Dear usegalaxy.eu community,
Prokka would not accept a draft genome assembly (which I would like to annotate) because the headers of the sequences are too long:
“Please rename your contigs”
“contig id must <=37 chars long”
Could I kindly ask for any suggestions how to shorten the headers of all sequences in the respective draft genome assembly?

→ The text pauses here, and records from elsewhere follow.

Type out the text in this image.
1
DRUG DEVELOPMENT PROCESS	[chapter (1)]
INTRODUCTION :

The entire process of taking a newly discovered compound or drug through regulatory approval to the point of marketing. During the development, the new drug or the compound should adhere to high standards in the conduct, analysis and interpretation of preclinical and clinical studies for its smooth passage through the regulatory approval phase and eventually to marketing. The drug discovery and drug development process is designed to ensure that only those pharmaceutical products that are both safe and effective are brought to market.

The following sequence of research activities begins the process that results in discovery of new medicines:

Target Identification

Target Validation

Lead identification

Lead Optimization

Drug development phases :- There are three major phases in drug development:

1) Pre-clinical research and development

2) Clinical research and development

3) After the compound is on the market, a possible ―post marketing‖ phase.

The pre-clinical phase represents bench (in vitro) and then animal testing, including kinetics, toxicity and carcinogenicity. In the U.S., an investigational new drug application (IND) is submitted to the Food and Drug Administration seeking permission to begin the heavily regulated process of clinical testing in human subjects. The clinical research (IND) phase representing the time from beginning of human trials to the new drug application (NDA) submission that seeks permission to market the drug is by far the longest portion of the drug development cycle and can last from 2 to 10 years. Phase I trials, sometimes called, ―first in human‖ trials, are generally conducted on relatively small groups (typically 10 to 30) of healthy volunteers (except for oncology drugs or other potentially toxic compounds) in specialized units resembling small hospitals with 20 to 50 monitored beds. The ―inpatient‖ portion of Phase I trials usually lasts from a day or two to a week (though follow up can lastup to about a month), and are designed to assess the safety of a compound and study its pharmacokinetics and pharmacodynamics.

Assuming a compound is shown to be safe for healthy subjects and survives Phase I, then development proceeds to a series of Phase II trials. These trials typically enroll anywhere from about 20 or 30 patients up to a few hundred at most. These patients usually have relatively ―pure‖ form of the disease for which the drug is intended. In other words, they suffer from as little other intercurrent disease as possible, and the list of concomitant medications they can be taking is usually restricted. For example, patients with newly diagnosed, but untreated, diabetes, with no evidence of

The draft genome assembly (containing over 100 sequences) looks like this:
lcl|NODE_1_length_269672_cov_95.829929 Escherichia sp. A1234
TTGAGAAGGGAGAGATAAAACACGAGGCAAGACGAGTTGAACTTTGGAGTAATAAGTCAGTTGTCCT…
…
lcl|NODE_2_length_176203_cov_83.720917 Escherichia sp. A1234
AAAGGCAATTCCGAAAGGATATCTATGCTATTTAAGTTTTACCGGACAGCAATAAAAGTAAATAAAAAAA…
…
Thank you very much already in advance for your thoughts on this (basic) question!
Best,
Michael
P.S.:
I had mistakenly thought that ‚Relabel List Identifiers from contents of a file‘ (Galaxy Version 1.0.0) could be used for renaming the headers from e.g.:
lcl|NODE_1_length_269672_cov_95.829929 Escherichia sp. A1234
…
lcl|NODE_2_length_176203_cov_83.720917 Escherichia sp. A1234
…
to:
NODE_1_A1234
…
NODE_2_A1234
…
and I have already prepared a separate file which looks like this:
NODE_1_A1234
NODE_2_A1234
…
but only afterwards I came to notice that this would not work in my case, unfortunately.